Al contrario, la strada è il luogo più pericoloso. Recentissimo l’allarme lanciato dalla Commissione per la sicurezza stradale globale: le vittime di incidenti stradali rischiano di aumentare, nel prossimo decennio, del 46%, passando da 1,3 a 1,9 milioni nel 2020. È chiaro che le medie sono appesantite dai dati provenienti dai Paesi meno evoluti, e questo vale per tutti i mezzi di trasporto: il tasso di incidenti aerei negli Stati Uniti e in Europa è la metà di quello che si registra in Africa, Sud America e in parte dell’Asia. Sulle strade europee lo scorso anno i morti sono stati «solo» 39mila (su 1,3 milioni), su quelle italiane poco più di 5mila; di questi ultimi, 800 sono bambini. Nel mondo i bambini uccisi in incidenti sono 260mila.
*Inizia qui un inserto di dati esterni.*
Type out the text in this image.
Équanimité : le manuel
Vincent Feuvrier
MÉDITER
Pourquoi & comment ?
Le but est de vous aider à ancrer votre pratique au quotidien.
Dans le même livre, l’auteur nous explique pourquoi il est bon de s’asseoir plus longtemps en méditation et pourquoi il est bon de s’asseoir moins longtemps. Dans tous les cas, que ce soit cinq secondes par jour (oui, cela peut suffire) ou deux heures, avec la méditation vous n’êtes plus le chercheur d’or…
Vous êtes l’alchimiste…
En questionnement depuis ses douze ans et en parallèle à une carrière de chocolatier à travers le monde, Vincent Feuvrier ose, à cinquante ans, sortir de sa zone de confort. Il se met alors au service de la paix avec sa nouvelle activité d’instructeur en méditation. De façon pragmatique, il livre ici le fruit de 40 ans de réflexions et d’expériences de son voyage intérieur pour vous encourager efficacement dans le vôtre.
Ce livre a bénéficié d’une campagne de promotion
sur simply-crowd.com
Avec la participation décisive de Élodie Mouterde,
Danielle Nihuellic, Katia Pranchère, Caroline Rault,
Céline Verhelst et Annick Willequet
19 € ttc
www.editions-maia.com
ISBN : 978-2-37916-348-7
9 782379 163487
Quanto alle ferrovie, anche qui la mortalità che si registra nei Paesi del Terzo mondo ha un’incidenza elevatissima. L’India (la cui azienda ferroviaria ha il primato di dimensioni, con 1,5 milioni di dipendenti) vanta dei macabri record: più di 800 morti nel 1981 in un treno precipitato nel fiume Kosi, 350 nello scontro fra due treni vicino ad Agra nel 1995, 500 morti in una collisione frontale a Bihar, nel 1999. In Italia nel 2008 morti da incidente ferroviario non ce ne sono stati (fonte Fs); per Eurostat, che registra tutti i morti accertati nel sedime ferroviario (compresi suicidi, incidenti automobilistici, cadute accidentali, infortuni sul lavoro), i morti da «incidenti ferroviari» nella Penisola sono stati 83 nel 2006 (ultimo dato), tra i più alti in Europa.
Alcuni numeri sono consolatori. Nei primi 4 mesi del 2009 - dato dunque recentissimo, fornito dal ministero degli Interni - i morti sulle strade sono stati il 24% in meno rispetto allo stesso periodo dell’anno precedente; diminuiti anche gli incidenti (del 10%). La sicurezza sulle strade nazionali dunque aumenta, al contrario degli allarmi a livello mondiale. Nel 1991 i morti sulle strade italiane erano 8.109, e il calo è stato pressoché costante: il più importante si è avuto tra il 1992 e il 1993, da 8.053 a 7.187 (le statistiche, nella loro aridità, sembrano ignorare che dietro ogni numero c’è una persona; e che a ogni morto «risparmiato» potremmo corrispondere noi stessi). Sono aumentati significativamente, peraltro, gli incidenti: dai 170mila del 1991 ai 230mila del 2007.


Analogo il trend di sicurezza nei cieli: nel 1996 i morti in sciagure aeree furono 1.740, scesi già l’anno successivo a 1.191; nel 2004 i morti sono stati 428, risaliti a 855 nel 2006, a 692 nel 2007 e, appunto, a 502 nel 2008.